Any suggestions or experiences from the community would be greatly appreciated!

Hello MootSeeker,

I used an 8080 Display interface via FMC in the past and was very very fast, even with a simple “for” loop. My LCD was 480x320 too and achieve like 60FPS* if I dont remember wrong.
*Refreshing only like half of the screen, the full screen will half of that.

The project used an STM32G4 at 170MHz.

// FMC memory-mapped address
#define LCD_CMD_ADDR	*(volatile uint16_t*)(0x60000000)
#define LCD_DATA_ADDR	*(volatile uint16_t*)(0x60000002)

void lcd_bmp( tLcd *pThis, int16_t x, int16_t y, uint16_t w, uint16_t h, uint16_t *buf )
{
    uint32_t i = 0;

    lcd_set_window( pThis, x, y, w, h );

    LCD_CMD_ADDR = LCD_REG_MEMORY_WRITE;
    for( i = w*h ; i ; i-- )
    {
        LCD_DATA_ADDR = *buf++;
    }
}

You can find the code here, there are version with LVGL and with another UI lib called Nuklear.
https://github.com/jgpeiro/black_scope/blob/master/software/stm32g4_scope/Lib/Lcd/lcd.c

Hi @jgpeiro,
I’m quite sure that running a for-loop at maximum speed isn’t the solution I’m looking for.

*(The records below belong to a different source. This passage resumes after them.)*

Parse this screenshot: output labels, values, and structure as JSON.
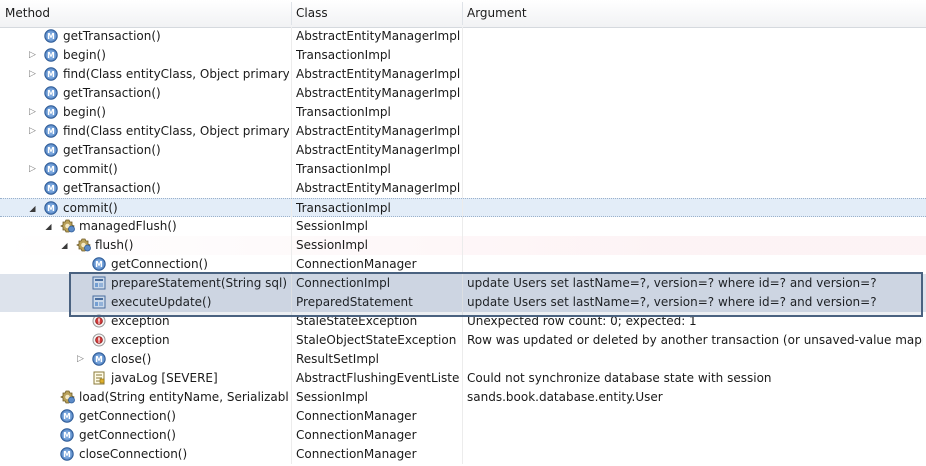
{
  "columns": {
    "method": "Method",
    "class": "Class",
    "argument": "Argument"
  },
  "rows": [
    {
      "method": "getTransaction()",
      "class": "AbstractEntityManagerImpl",
      "argument": "",
      "icon": "method-icon",
      "level": 0,
      "twisty": ""
    },
    {
      "method": "begin()",
      "class": "TransactionImpl",
      "argument": "",
      "icon": "method-icon",
      "level": 0,
      "twisty": "collapsed"
    },
    {
      "method": "find(Class entityClass, Object primaryKey)",
      "class": "AbstractEntityManagerImpl",
      "argument": "",
      "icon": "method-icon",
      "level": 0,
      "twisty": "collapsed"
    },
    {
      "method": "getTransaction()",
      "class": "AbstractEntityManagerImpl",
      "argument": "",
      "icon": "method-icon",
      "level": 0,
      "twisty": ""
    },
    {
      "method": "begin()",
      "class": "TransactionImpl",
      "argument": "",
      "icon": "method-icon",
      "level": 0,
      "twisty": "collapsed"
    },
    {
      "method": "find(Class entityClass, Object primaryKey)",
      "class": "AbstractEntityManagerImpl",
      "argument": "",
      "icon": "method-icon",
      "level": 0,
      "twisty": "collapsed"
    },
    {
      "method": "getTransaction()",
      "class": "AbstractEntityManagerImpl",
      "argument": "",
      "icon": "method-icon",
      "level": 0,
      "twisty": ""
    },
    {
      "method": "commit()",
      "class": "TransactionImpl",
      "argument": "",
      "icon": "method-icon",
      "level": 0,
      "twisty": "collapsed"
    },
    {
      "method": "getTransaction()",
      "class": "AbstractEntityManagerImpl",
      "argument": "",
      "icon": "method-icon",
      "level": 0,
      "twisty": ""
    },
    {
      "method": "commit()",
      "class": "TransactionImpl",
      "argument": "",
      "icon": "method-icon",
      "level": 0,
      "twisty": "expanded",
      "selected": true
    },
    {
      "method": "managedFlush()",
      "class": "SessionImpl",
      "argument": "",
      "icon": "gear-method-icon",
      "level": 1,
      "twisty": "expanded"
    },
    {
      "method": "flush()",
      "class": "SessionImpl",
      "argument": "",
      "icon": "gear-method-icon",
      "level": 2,
      "twisty": "expanded",
      "pink": true
    },
    {
      "method": "getConnection()",
      "class": "ConnectionManager",
      "argument": "",
      "icon": "method-icon",
      "level": 3,
      "twisty": ""
    },
    {
      "method": "prepareStatement(String sql)",
      "class": "ConnectionImpl",
      "argument": "update Users set lastName=?, version=? where id=? and version=?",
      "icon": "sql-statement-icon",
      "level": 3,
      "twisty": "",
      "highlight": true
    },
    {
      "method": "executeUpdate()",
      "class": "PreparedStatement",
      "argument": "update Users set lastName=?, version=? where id=? and version=?",
      "icon": "sql-statement-icon",
      "level": 3,
      "twisty": "",
      "highlight": true
    },
    {
      "method": "exception",
      "class": "StaleStateException",
      "argument": "Unexpected row count: 0; expected: 1",
      "icon": "exception-icon",
      "level": 3,
      "twisty": ""
    },
    {
      "method": "exception",
      "class": "StaleObjectStateException",
      "argument": "Row was updated or deleted by another transaction (or unsaved-value mapping was…",
      "icon": "exception-icon",
      "level": 3,
      "twisty": ""
    },
    {
      "method": "close()",
      "class": "ResultSetImpl",
      "argument": "",
      "icon": "method-icon",
      "level": 3,
      "twisty": "collapsed"
    },
    {
      "method": "javaLog [SEVERE]",
      "class": "AbstractFlushingEventListen…",
      "argument": "Could not synchronize database state with session",
      "icon": "log-icon",
      "level": 3,
      "twisty": ""
    },
    {
      "method": "load(String entityName, Serializable id)",
      "class": "SessionImpl",
      "argument": "sands.book.database.entity.User",
      "icon": "gear-method-icon",
      "level": 1,
      "twisty": ""
    },
    {
      "method": "getConnection()",
      "class": "ConnectionManager",
      "argument": "",
      "icon": "method-icon",
      "level": 1,
      "twisty": ""
    },
    {
      "method": "getConnection()",
      "class": "ConnectionManager",
      "argument": "",
      "icon": "method-icon",
      "level": 1,
      "twisty": ""
    },
    {
      "method": "closeConnection()",
      "class": "ConnectionManager",
      "argument": "",
      "icon": "method-icon",
      "level": 1,
      "twisty": ""
    }
  ]
}
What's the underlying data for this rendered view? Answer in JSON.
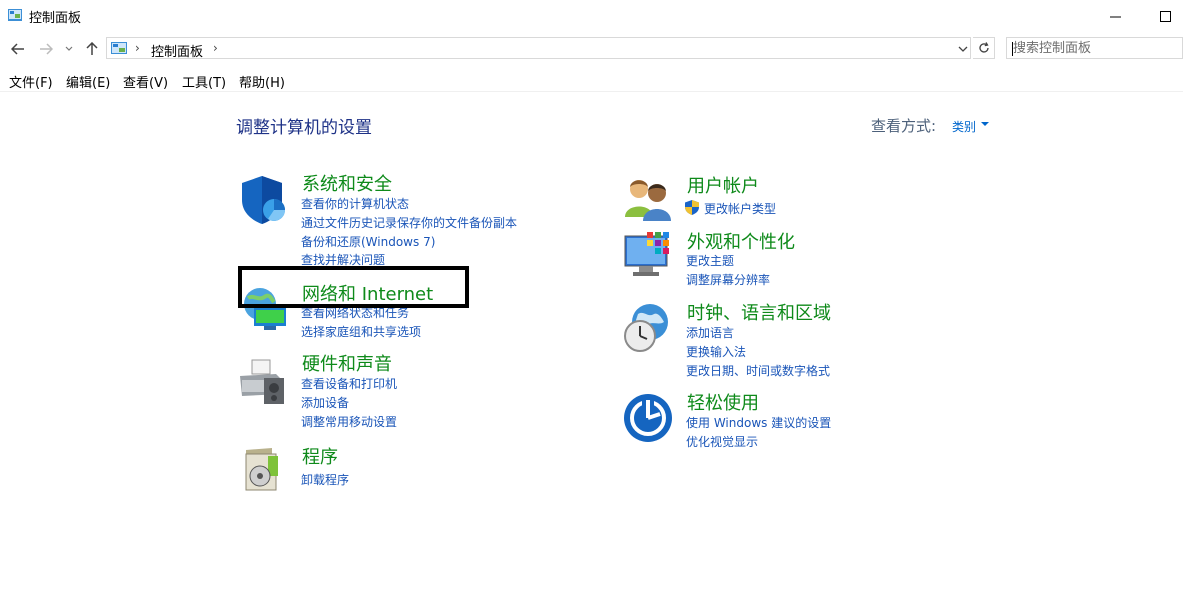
{
  "window": {
    "title": "控制面板",
    "minimize_glyph": "─",
    "maximize_glyph": "☐"
  },
  "address_bar": {
    "breadcrumb": "控制面板",
    "separator": "›",
    "search_placeholder": "搜索控制面板"
  },
  "menu": [
    "文件(F)",
    "编辑(E)",
    "查看(V)",
    "工具(T)",
    "帮助(H)"
  ],
  "main": {
    "heading": "调整计算机的设置",
    "view_by_label": "查看方式:",
    "view_by_value": "类别"
  },
  "categories": [
    {
      "title": "系统和安全",
      "icon": "shield-icon",
      "links": [
        "查看你的计算机状态",
        "通过文件历史记录保存你的文件备份副本",
        "备份和还原(Windows 7)",
        "查找并解决问题"
      ]
    },
    {
      "title": "网络和 Internet",
      "icon": "network-icon",
      "links": [
        "查看网络状态和任务",
        "选择家庭组和共享选项"
      ]
    },
    {
      "title": "硬件和声音",
      "icon": "printer-icon",
      "links": [
        "查看设备和打印机",
        "添加设备",
        "调整常用移动设置"
      ]
    },
    {
      "title": "程序",
      "icon": "programs-icon",
      "links": [
        "卸载程序"
      ]
    },
    {
      "title": "用户帐户",
      "icon": "users-icon",
      "links": [
        "更改帐户类型"
      ]
    },
    {
      "title": "外观和个性化",
      "icon": "appearance-icon",
      "links": [
        "更改主题",
        "调整屏幕分辨率"
      ]
    },
    {
      "title": "时钟、语言和区域",
      "icon": "clock-globe-icon",
      "links": [
        "添加语言",
        "更换输入法",
        "更改日期、时间或数字格式"
      ]
    },
    {
      "title": "轻松使用",
      "icon": "ease-of-access-icon",
      "links": [
        "使用 Windows 建议的设置",
        "优化视觉显示"
      ]
    }
  ],
  "colors": {
    "category_title": "#0e8a1a",
    "link": "#1a55b8",
    "heading": "#1e3287",
    "highlight_border": "#000000"
  }
}
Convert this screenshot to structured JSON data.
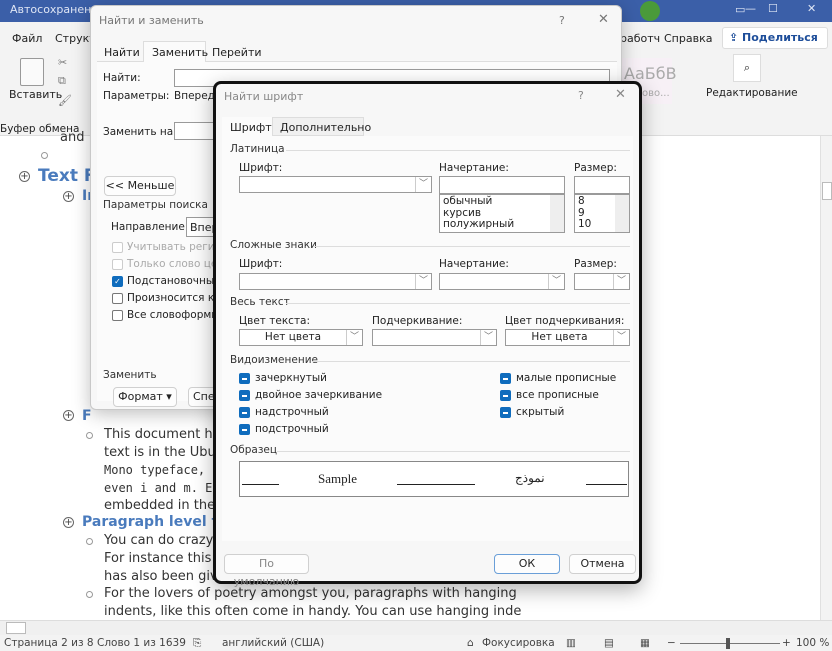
{
  "app": {
    "title": "Автосохранение",
    "tabs": [
      "Файл",
      "Структ",
      "работч",
      "Справка"
    ],
    "share": "Поделиться",
    "paste": "Вставить",
    "clipboard_group": "Буфер обмена",
    "styles_preview": "АаБбВ",
    "styles_sub": "ово...",
    "editing": "Редактирование"
  },
  "document": {
    "lines": [
      {
        "kind": "text",
        "text": "and"
      },
      {
        "kind": "heading1",
        "text": "Text F"
      },
      {
        "kind": "heading2",
        "text": "In"
      },
      {
        "kind": "heading2",
        "text": "F"
      },
      {
        "kind": "text",
        "text": "This document ha"
      },
      {
        "kind": "text",
        "text": "text is in the Ubu"
      },
      {
        "kind": "mono",
        "text": "Mono typeface, "
      },
      {
        "kind": "mono",
        "text": "even i and m. Eve"
      },
      {
        "kind": "text",
        "text": "embedded in the"
      },
      {
        "kind": "heading2",
        "text": "Paragraph level fo"
      },
      {
        "kind": "text",
        "text": "You can do crazy"
      },
      {
        "kind": "text",
        "text": "For instance this"
      },
      {
        "kind": "text",
        "text": "has also been give"
      },
      {
        "kind": "text",
        "text": "For the lovers of poetry amongst you, paragraphs with hanging"
      },
      {
        "kind": "text",
        "text": "indents, like this often come in handy. You can use hanging inde"
      }
    ]
  },
  "status": {
    "page": "Страница 2 из 8",
    "words": "Слово 1 из 1639",
    "language": "английский (США)",
    "focus": "Фокусировка",
    "zoom": "100 %",
    "zoom_fraction": 0.5
  },
  "find_replace": {
    "title": "Найти и заменить",
    "tabs": [
      "Найти",
      "Заменить",
      "Перейти"
    ],
    "active_tab": 1,
    "find_label": "Найти:",
    "params_label": "Параметры:",
    "params_value": "Вперед,",
    "replace_label": "Заменить на:",
    "less_button": "<< Меньше",
    "search_params": "Параметры поиска",
    "direction_label": "Направление:",
    "direction_value": "Впер",
    "options": [
      {
        "label": "Учитывать регистр",
        "checked": false,
        "disabled": true
      },
      {
        "label": "Только слово цели",
        "checked": false,
        "disabled": true
      },
      {
        "label": "Подстановочные з",
        "checked": true,
        "disabled": false
      },
      {
        "label": "Произносится как",
        "checked": false,
        "disabled": false
      },
      {
        "label": "Все словоформы",
        "checked": false,
        "disabled": false
      }
    ],
    "replace_section": "Заменить",
    "format_button": "Формат",
    "special_button": "Спец"
  },
  "find_font": {
    "title": "Найти шрифт",
    "help": "?",
    "tabs": [
      "Шрифт",
      "Дополнительно"
    ],
    "latin": "Латиница",
    "font_label": "Шрифт:",
    "style_label": "Начертание:",
    "size_label": "Размер:",
    "styles": [
      "обычный",
      "курсив",
      "полужирный"
    ],
    "sizes": [
      "8",
      "9",
      "10"
    ],
    "complex": "Сложные знаки",
    "complex_font_label": "Шрифт:",
    "complex_style_label": "Начертание:",
    "complex_size_label": "Размер:",
    "all_text": "Весь текст",
    "color_label": "Цвет текста:",
    "color_value": "Нет цвета",
    "underline_label": "Подчеркивание:",
    "underline_color_label": "Цвет подчеркивания:",
    "underline_color_value": "Нет цвета",
    "effects": "Видоизменение",
    "effects_left": [
      "зачеркнутый",
      "двойное зачеркивание",
      "надстрочный",
      "подстрочный"
    ],
    "effects_right": [
      "малые прописные",
      "все прописные",
      "скрытый"
    ],
    "preview": "Образец",
    "sample_latin": "Sample",
    "sample_arabic": "نموذج",
    "default_button": "По умолчанию",
    "ok": "ОК",
    "cancel": "Отмена"
  }
}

I don’t think the write speed itself is the issue, as writing the buffer via the DMA2D peripheral is already quite fast. My suspicion is that there’s some software configuration or setting I’m missing, which is preventing LVGL from updating faster.

I also pushed my lv_conf.h if this would help:
lv_conf.h (36.3 KB)

Yes, you are right, the for loop is not the best solution. I always have in mind use all MCU features to get the max FPS, but the problem normally is the cost to implement (+portability) respect the improvement obtained, that is why in my case I simply used a for loop.

I dont know any feature on the lv_conf.h that can help, I normally leave everything to default except the color depth, but I think there was a feature to enable the dma2d in the STM32.
Al least there is some api related to it here: dma2d — LVGL documentation

Anyway, what I do at most is to use double buffer, so I cant help you.

Maybe the tear signal could help.

I haven’t implemented this in my driver yet, I think it must be a bit complicated and time-consuming to do.